Tuesday, November 06, 2007

It's my party, and I'll cry if I want to. Is it just me, or is this Wall Street Journal columnist implying that his daughter is a slut because she didn't demand to be taken to the homecoming dance instead of just hanging out with a group of kids in a basement? Apparently such an action would have put her and her friends at risk of "being dumped for easier girls."

Frankly, I don't think high school kids should date. Why? Because high school kids are morons. Total, complete morons. I include myself in this. I was an absolute moron in high school. I exhibited poor judgement and a lack of self-esteem, and I consequently made ridiculously bad dating decisions. Granted, my college dating experiences weren't much better, but there's a certain level of emotional maturity I had gained by the time I turned 21 which simply was not there at 16.

Yes, parents should teach their sons to respect girls. That's simply a no-brainer. But more importantly, parents should talk to their children about sex--not just the physical dynamics, but the emotional and health risks of sexual activity. Children of both sexes should be taught to respect themselves and their bodies. There is some evidence that delaying sexual activity has positive health benefits. But blaming the declining age of first intercourse, the prevalence of "hook ups," and the lack of homecoming dance attendance on the death of chivalry is simply childish. Teenage boys were just as likely to try to have sex with teenage girls in the 1950s as they are today, whether or not they go to the big dance.

She blinded me with science. The more liberal our society gets, the more I find myself becoming a prude (I know, I'm as baffled as you are).



I don't know whether to applaud or condemn. On the one hand, I'm glad that American prudery is breaking down enough for people to engage in thoughtful discussions about female anatomy and sexual pleasure. On the other hand, why in the hell is this left up to Tyra Banks, of all people? How do women not know what the urethra is? Furthermore, I really don't need to see a satin vagina puppet. Thanks anyway.

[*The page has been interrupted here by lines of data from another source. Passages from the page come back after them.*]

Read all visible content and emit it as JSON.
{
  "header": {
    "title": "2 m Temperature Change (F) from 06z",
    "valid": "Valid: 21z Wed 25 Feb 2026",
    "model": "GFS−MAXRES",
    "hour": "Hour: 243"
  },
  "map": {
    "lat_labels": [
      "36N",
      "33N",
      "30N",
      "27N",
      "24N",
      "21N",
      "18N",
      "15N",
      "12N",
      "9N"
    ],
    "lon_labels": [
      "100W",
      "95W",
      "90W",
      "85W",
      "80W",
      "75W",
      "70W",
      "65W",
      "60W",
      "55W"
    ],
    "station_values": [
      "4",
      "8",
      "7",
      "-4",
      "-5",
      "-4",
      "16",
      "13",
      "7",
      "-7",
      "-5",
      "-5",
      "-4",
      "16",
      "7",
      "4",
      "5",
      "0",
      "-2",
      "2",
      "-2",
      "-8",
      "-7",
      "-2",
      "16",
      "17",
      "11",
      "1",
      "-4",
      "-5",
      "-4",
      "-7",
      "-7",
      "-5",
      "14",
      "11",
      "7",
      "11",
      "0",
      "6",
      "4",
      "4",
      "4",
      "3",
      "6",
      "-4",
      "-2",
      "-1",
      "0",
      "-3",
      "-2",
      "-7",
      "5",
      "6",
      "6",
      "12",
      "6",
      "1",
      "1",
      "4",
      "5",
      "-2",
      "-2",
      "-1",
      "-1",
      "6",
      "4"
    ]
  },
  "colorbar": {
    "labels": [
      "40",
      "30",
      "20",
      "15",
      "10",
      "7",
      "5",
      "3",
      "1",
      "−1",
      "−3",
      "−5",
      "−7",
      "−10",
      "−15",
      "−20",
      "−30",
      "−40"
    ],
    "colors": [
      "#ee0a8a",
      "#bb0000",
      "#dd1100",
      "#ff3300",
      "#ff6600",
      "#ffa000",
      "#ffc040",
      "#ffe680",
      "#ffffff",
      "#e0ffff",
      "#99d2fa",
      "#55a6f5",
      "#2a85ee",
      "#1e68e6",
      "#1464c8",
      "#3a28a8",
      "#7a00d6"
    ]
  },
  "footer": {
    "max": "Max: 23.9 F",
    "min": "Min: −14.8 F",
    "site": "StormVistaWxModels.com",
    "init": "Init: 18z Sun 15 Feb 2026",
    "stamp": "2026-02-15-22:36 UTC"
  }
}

Thursday, November 01, 2007

Watch me make up my mind instead of my face. Enough is enough. Journalists, would you please get over your fascination with Hillary Clinton's supposed gender role-bending and actually evaluate her based on the strength of her ideas instead of the cut of her collar? Have you never met a woman who is composed and intelligent enough to hold her own in a heated debate? Apparently not. Instead, you talk about how she makes for the scariest political Halloween costume or that there's a "toughness backlash" because Clinton is trying to be a manly-girl. Frankly, I don't want a president who's going to get all mushy and blubber about his or her feelings. I've had enough of that, thank you very much.

Maybe you're all just worried because Clinton is kicking Democratic ass in the polls. Maybe you're worried that you might actually have to, you know, respect a woman. Get over yourselves and treat her like any other candidate. Stop expecting her to bake you cookies and read you bedtime stories just because she has a uterus. Hillary Clinton is not your mother. She is a Wellesley College- and Yale Law School-educated, seasoned politician. Get over yourselves and start doing your jobs. Also, start spelling her name right. She spells "Hillary" with two l's, assholes.


(On a side note, I wouldn't be surprised if, assuming Clinton is elected President, the number of rapes increased because of all the "emasculated" men. The same phenomenon happened in the 1980s backlash over the Women's Movement).